HRSA grants are program-specific: Section 330 funds can only be used for services delivered to health center patients. When a health center operates multiple HRSA grant programs (e.g., a standard Section 330 plus a SAMHSA behavioral health award), each program's funding must be tracked separately. Cost allocation across shared staff, facilities, and overhead requires documented methodologies that hold up to a HRSA site visit or OIG audit. Commingling funds across programs is the most common finding in HRSA compliance reviews.
How do I report on a HRSA Health Center Program grant?

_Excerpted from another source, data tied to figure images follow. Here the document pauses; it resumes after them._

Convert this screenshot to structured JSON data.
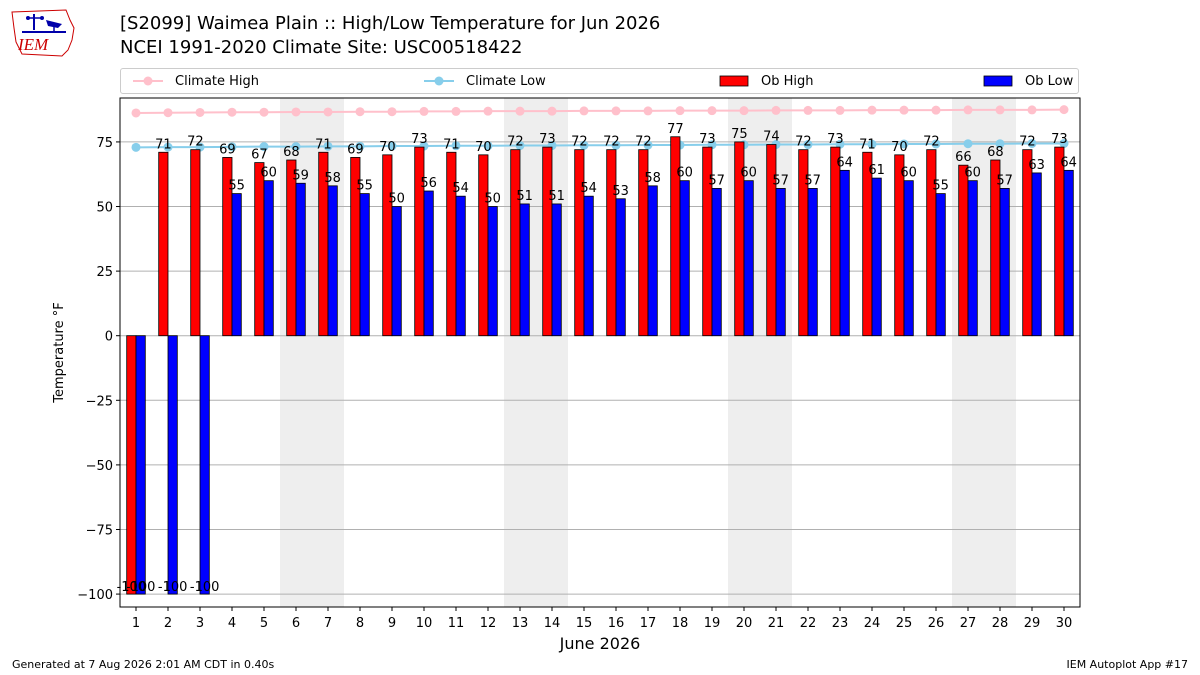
{
  "header": {
    "title_line1": "[S2099] Waimea Plain :: High/Low Temperature for Jun 2026",
    "title_line2": "NCEI 1991-2020 Climate Site: USC00518422",
    "logo_text": "IEM"
  },
  "footer": {
    "left": "Generated at 7 Aug 2026 2:01 AM CDT in 0.40s",
    "right": "IEM Autoplot App #17"
  },
  "colors": {
    "ob_high": "#ff0000",
    "ob_low": "#0000ff",
    "climate_high": "#ffc0cb",
    "climate_low": "#87ceeb",
    "weekend_shade": "#eeeeee"
  },
  "chart_data": {
    "type": "bar",
    "title": "[S2099] Waimea Plain :: High/Low Temperature for Jun 2026",
    "subtitle": "NCEI 1991-2020 Climate Site: USC00518422",
    "xlabel": "June 2026",
    "ylabel": "Temperature °F",
    "ylim": [
      -105,
      92
    ],
    "yticks": [
      -100,
      -75,
      -50,
      -25,
      0,
      25,
      50,
      75
    ],
    "ytick_labels": [
      "−100",
      "−75",
      "−50",
      "−25",
      "0",
      "25",
      "50",
      "75"
    ],
    "grid": "horizontal",
    "legend_position": "top",
    "categories": [
      "1",
      "2",
      "3",
      "4",
      "5",
      "6",
      "7",
      "8",
      "9",
      "10",
      "11",
      "12",
      "13",
      "14",
      "15",
      "16",
      "17",
      "18",
      "19",
      "20",
      "21",
      "22",
      "23",
      "24",
      "25",
      "26",
      "27",
      "28",
      "29",
      "30"
    ],
    "shaded_days": [
      "6",
      "7",
      "13",
      "14",
      "20",
      "21",
      "27",
      "28"
    ],
    "series": [
      {
        "name": "Ob High",
        "kind": "bar",
        "values": [
          -100,
          71,
          72,
          69,
          67,
          68,
          71,
          69,
          70,
          73,
          71,
          70,
          72,
          73,
          72,
          72,
          72,
          77,
          73,
          75,
          74,
          72,
          73,
          71,
          70,
          72,
          66,
          68,
          72,
          73
        ],
        "labels": [
          "-100",
          "71",
          "72",
          "69",
          "67",
          "68",
          "71",
          "69",
          "70",
          "73",
          "71",
          "70",
          "72",
          "73",
          "72",
          "72",
          "72",
          "77",
          "73",
          "75",
          "74",
          "72",
          "73",
          "71",
          "70",
          "72",
          "66",
          "68",
          "72",
          "73"
        ]
      },
      {
        "name": "Ob Low",
        "kind": "bar",
        "values": [
          -100,
          -100,
          -100,
          55,
          60,
          59,
          58,
          55,
          50,
          56,
          54,
          50,
          51,
          51,
          54,
          53,
          58,
          60,
          57,
          60,
          57,
          57,
          64,
          61,
          60,
          55,
          60,
          57,
          63,
          64
        ],
        "labels": [
          "-100",
          "-100",
          "-100",
          "55",
          "60",
          "59",
          "58",
          "55",
          "50",
          "56",
          "54",
          "50",
          "51",
          "51",
          "54",
          "53",
          "58",
          "60",
          "57",
          "60",
          "57",
          "57",
          "64",
          "61",
          "60",
          "55",
          "60",
          "57",
          "63",
          "64"
        ]
      },
      {
        "name": "Climate High",
        "kind": "line",
        "values": [
          86.2,
          86.3,
          86.4,
          86.5,
          86.5,
          86.6,
          86.6,
          86.7,
          86.7,
          86.8,
          86.8,
          86.9,
          86.9,
          86.9,
          87.0,
          87.0,
          87.0,
          87.1,
          87.1,
          87.1,
          87.2,
          87.2,
          87.2,
          87.3,
          87.3,
          87.3,
          87.4,
          87.4,
          87.4,
          87.5
        ]
      },
      {
        "name": "Climate Low",
        "kind": "line",
        "values": [
          72.9,
          73.0,
          73.0,
          73.1,
          73.2,
          73.2,
          73.3,
          73.3,
          73.4,
          73.4,
          73.5,
          73.5,
          73.6,
          73.6,
          73.7,
          73.7,
          73.8,
          73.8,
          73.9,
          73.9,
          74.0,
          74.0,
          74.1,
          74.1,
          74.2,
          74.2,
          74.3,
          74.3,
          74.4,
          74.4
        ]
      }
    ]
  }
}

HRSA requires annual UDS (Uniform Data System) reports that combine financial data with clinical service data, including patient visit counts by payer type, services delivered, and patient demographics. Financial reports must show expenditures against approved budgets by program activity. Mid-year progress reports are required for some grant types. All reports are submitted through HRSA's Electronic Handbooks (EHBs) system. Health centers should maintain documentation in a format that maps directly to UDS categories throughout the year, not just at reporting time.
What does a federal health center grant audit check?
HRSA site visits and OIG audits of community health center grants focus on: whether grant funds were used for allowable program activities, whether cost allocation methodologies are documented and consistently applied, whether the organization meets HRSA program requirements (board composition, sliding fee scale, service area requirements), and whether financial management systems provide adequate internal controls over federal funds. Organizations that lack documented cost allocation policies or maintain grant records in spreadsheets face significant risk during site visits.